Masterpiece Classic: Emma (Part 1 of 3)

Masterpiece Classic: Emma (Part 1 of 3)

Sun, 01/24/2010 - 9:00pm

Michael Gambon (left) as Mr. Woodhouse and Romola Garai (right) as the heroine, Emma Woodhouse

Credit:Ed Miller BBC

Episode one of three of this fiercely funny four-hour adaptation of Jane Austen’s delightful love story.

– Love Has No Boundaries — and Neither Does She –

Unmarried and glad of it, Emma Woodhouse (Romola Garai) thinks herself the perfect matchmaker for others. Her friend Mr. Knightley (Jonny Lee Miller) has his doubts. Undeterred, she takes on the matrimonial cause of Harriet Smith (Louise Dylan), with unanticipated results.

Romola Garai (Atonement) stars as Jane Austen’s most enterprising and exasperating heroine, a passionate matchmaker concerned about everyone’s marital prospects but her own, in the most complete-ever film adaptation of Emma. The three-part MASTERPIECE CLASSIC “Emmaairs Sundays, January 24, 9:00-11:00 p.m. ET and January 31-February 7, 2010, 9:00-10:00 p.m. ET on WXXI-TV (DT21.1/cable 1011 and 11). Laura Linney hosts.

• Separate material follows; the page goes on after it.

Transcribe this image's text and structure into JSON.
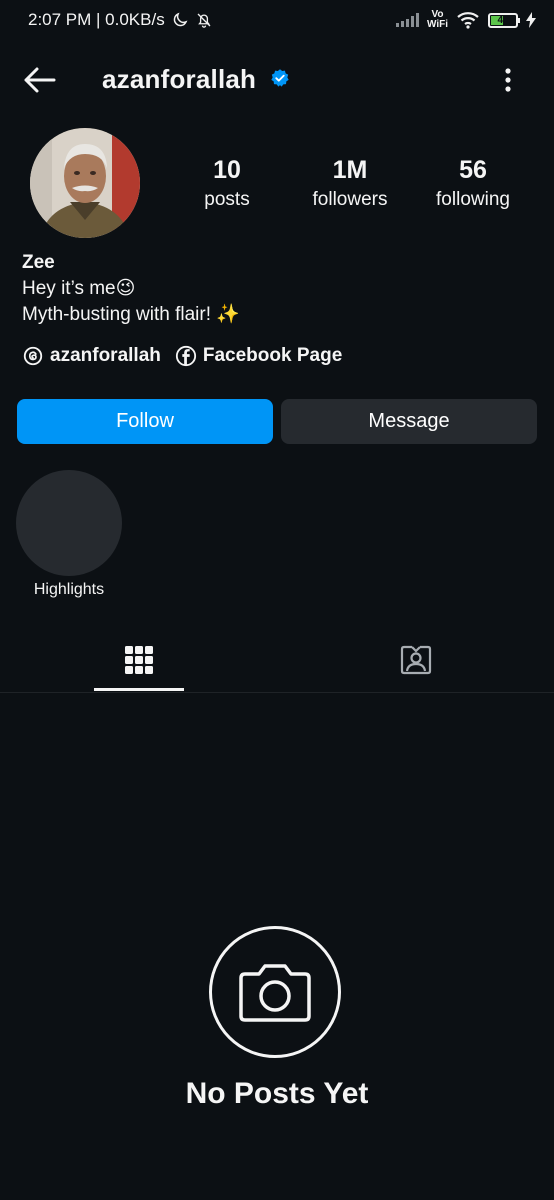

Considered by many critics to be the most perfect of Jane Austen’s blissfully romantic plots, this Emmafound favor with reviewers during the UK broadcast of this fiercely funny adaptation. The London Times enthused, “What’s not to love? Delicious interiors, ravishing dresses, gutsy acting … Jane Austen is simply made for television!”
 
Following in the elegant footsteps of previous film Emmas, including Gwyneth Paltrow, Kate Beckinsale and Alicia Silverstone (in the comic parody Clueless), Garai makes the role her own with an unbridled, joyful interpretation of this well-meaning meddler. “Garai brings a delicious spark which makes all her matchmaking delusions endearing,” applauded the Edinburgh Scotsman.
 
Joining Garai is Jonny Lee Miller (“Endgame,” “Eli Stone”) as Mr. Knightley, Emma’s best friend and stern moral taskmaster. Both are rich, energetic — and resolved to stay single. Michael Gambon (“Cranford,” Harry Potter) stars as Emma’s hypochondriacal father, a widower and fear-monger on the subjects of diet, weather, travel, matrimony and all of life’s other perils.
 
Also appearing are Tamsin Greig (“The Diary of Anne Frank,” airing on MASTERPIECE CLASSIC in April) as Miss Bates, a talkative but lovable busybody; Laura Pyper as Miss Bates’ spectacularly accomplished niece, Jane Fairfax, whom Emma resents as a rival; and Rupert Evans as the Byronic mystery man, Frank Churchill.
 
Emma’s game of playing Cupid seems to succeed with her former governess, Anne Taylor (Jodhi May, “The Amazing Mrs. Pritchard”), but backfires when Emma tries to arrange the future happiness of her new friend, the pretty orphan Harriet Smith (Louise Dylan, “Lewis”).
 
And therein lies the central plot: How badly can Emma muddle the romantic order of her little world, a world of subtle and not-so-subtle courtship signals that she disastrously misreads? Before matters straighten themselves out, she will have been proven mistaken about practically all of her nuptial intuitions — including one about a possible suitor for herself!
 
Jane Austen was at the height of her powers when she wrote this gloriously comic novel in 1814-15. Yet she fretted that she had created a heroine “whom no one but myself will much like.”
 
She needn’t have worried. Austen’s genius was to create real-life people and throw them into a situation that reflects the everyday mix-ups of the human condition — and to make it all entertaining. Almost 200 years later, Emma is as fresh as Mr. Knightley’s celebrated strawberry beds, the scene of an excursion that proves one of the turning points of this satisfying story.